Sprint Nextel Corp. is being sued for $300 million by New York Atty. Gen. Eric T. Schneiderman, who is accusing the wireless carrier of tax fraud.
Schneiderman called Thursday’s suit – which alleges, based on a whistle-blower’s tip, that Sprint underpaid sales tax on some of its wireless plans for the last seven years – a “groundbreaking” filing.
The complaint alleges that Sprint’s debt to New York is growing by $210,000 a week. Schneiderman claims the company already owes more than $100 million. Under the state’s False Claims Act, Sprint could be forced to pay out three times that in penalties.
The legislation also could require a quarter of any future settlement to go to the as yet unnamed whistle-blower, whose March 2011 suit against Sprint sparked the attorney general’s investigation.
Sprint, in a statement, said the government’s suit “is without merit” and that it “categorically denies the complaint’s allegations.”
“We have collected and paid over to New York every penny of sales taxes on mobile wireless services that we believe our customers owe under New York state law,” the statement read. “We intend to stand up for New York consumers’ rights and fight this suit.”

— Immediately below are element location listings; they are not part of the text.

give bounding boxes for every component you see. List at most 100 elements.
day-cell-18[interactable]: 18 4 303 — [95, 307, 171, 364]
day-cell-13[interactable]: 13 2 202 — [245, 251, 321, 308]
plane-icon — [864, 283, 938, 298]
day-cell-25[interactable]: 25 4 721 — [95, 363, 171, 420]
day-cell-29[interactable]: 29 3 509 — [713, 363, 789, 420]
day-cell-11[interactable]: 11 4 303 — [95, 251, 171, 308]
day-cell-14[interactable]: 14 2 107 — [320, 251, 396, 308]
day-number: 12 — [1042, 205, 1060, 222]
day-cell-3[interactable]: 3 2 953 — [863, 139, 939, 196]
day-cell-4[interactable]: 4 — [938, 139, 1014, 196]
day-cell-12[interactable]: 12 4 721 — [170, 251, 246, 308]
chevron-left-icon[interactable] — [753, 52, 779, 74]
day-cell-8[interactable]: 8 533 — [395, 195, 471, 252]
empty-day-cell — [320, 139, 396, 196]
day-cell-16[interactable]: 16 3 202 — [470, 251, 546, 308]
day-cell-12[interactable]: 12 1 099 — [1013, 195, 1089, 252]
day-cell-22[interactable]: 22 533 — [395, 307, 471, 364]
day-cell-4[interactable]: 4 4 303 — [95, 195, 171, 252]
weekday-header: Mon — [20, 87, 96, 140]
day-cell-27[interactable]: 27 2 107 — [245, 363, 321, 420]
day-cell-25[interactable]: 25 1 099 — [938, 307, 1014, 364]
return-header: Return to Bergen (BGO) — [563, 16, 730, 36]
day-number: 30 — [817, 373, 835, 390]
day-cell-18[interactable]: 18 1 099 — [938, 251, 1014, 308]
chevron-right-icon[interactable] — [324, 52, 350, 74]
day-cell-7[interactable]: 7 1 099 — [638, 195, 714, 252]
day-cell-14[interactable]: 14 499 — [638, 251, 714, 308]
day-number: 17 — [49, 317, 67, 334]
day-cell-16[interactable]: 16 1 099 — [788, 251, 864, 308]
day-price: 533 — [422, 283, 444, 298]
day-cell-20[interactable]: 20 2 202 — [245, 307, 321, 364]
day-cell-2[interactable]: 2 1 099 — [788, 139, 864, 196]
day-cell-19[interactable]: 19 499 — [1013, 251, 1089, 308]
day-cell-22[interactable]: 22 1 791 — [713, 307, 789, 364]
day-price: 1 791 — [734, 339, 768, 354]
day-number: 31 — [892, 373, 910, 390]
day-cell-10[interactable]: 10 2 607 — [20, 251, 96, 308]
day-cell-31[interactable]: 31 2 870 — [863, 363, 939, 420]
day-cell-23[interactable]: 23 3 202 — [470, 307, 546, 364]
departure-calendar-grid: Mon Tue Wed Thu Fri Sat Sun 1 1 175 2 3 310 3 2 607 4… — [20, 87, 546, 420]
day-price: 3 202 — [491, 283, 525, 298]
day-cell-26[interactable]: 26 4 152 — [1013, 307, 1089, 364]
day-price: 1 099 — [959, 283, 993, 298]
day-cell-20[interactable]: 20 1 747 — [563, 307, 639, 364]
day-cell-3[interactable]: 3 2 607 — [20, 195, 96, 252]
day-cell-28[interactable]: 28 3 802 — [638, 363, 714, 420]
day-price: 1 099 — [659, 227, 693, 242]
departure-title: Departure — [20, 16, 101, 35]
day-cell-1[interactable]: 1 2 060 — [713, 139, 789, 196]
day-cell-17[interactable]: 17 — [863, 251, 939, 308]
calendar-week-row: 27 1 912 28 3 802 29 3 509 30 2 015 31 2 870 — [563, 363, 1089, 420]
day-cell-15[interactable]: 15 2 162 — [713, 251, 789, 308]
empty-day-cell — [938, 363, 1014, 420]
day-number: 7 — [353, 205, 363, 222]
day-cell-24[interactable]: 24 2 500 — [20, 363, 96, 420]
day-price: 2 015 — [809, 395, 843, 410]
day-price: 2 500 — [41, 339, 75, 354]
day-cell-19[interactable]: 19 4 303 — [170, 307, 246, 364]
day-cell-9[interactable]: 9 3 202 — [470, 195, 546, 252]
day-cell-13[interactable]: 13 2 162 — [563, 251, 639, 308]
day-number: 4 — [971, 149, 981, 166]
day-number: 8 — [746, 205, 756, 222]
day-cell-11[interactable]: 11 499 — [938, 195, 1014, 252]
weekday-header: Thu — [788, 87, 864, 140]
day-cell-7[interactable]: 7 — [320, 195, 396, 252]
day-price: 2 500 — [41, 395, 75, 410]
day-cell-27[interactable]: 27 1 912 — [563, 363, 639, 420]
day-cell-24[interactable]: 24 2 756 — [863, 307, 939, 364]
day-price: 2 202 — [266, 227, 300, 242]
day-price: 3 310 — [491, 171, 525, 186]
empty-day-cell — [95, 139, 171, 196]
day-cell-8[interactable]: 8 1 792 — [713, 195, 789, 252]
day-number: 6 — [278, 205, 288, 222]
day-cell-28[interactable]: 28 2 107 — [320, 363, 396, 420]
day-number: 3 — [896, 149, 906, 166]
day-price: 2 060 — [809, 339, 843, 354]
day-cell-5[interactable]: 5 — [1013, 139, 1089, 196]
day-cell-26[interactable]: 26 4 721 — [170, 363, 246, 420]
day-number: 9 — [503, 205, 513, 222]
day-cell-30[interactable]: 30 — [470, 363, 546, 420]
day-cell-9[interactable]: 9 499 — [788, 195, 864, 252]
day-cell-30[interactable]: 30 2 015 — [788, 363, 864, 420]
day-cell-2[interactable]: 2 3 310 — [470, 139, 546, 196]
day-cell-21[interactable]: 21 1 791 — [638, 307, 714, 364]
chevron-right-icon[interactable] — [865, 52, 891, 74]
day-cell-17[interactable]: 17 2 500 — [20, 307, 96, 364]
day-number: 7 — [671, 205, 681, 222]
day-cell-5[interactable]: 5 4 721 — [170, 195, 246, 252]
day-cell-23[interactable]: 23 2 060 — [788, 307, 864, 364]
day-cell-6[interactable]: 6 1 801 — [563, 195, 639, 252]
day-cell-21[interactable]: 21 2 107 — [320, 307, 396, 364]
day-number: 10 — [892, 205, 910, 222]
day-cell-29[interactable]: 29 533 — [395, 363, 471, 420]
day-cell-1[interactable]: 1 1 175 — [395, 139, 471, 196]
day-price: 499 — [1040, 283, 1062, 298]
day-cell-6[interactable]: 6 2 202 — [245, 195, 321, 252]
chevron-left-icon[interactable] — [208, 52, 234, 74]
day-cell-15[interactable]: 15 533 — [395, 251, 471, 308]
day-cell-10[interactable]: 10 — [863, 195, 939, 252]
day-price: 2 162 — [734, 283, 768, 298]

Sprint’s argument is that New York should only tax calls on its flat-rate plans that originate and end within the state. Schneiderman said the company is on the hook for the full amount of its monthly charges, and mentioned that Sprint’s competitors – including Verizon, AT&T and T-Mobile – all have complied.
But since 2005, Sprint has “repeatedly and knowingly submitted false records and statements” to tax authorities and “concealed this practice from taxing authorities, its competitors, and its customers,” the attorney general’s office alleges.
The complaint claims that Sprint’s alleged tax dodging was an effort to “obtain an advantage over its competitors” by positioning its calling plans as cheaper options.
“The message of our office is clear - tax dodging is not acceptable and we will use every tool in our arsenal to make sure that taxpayers’ money is protected, and that honest businesses and consumers are not placed at a disadvantage for collecting and paying their fair share of taxes,” Schneiderman said.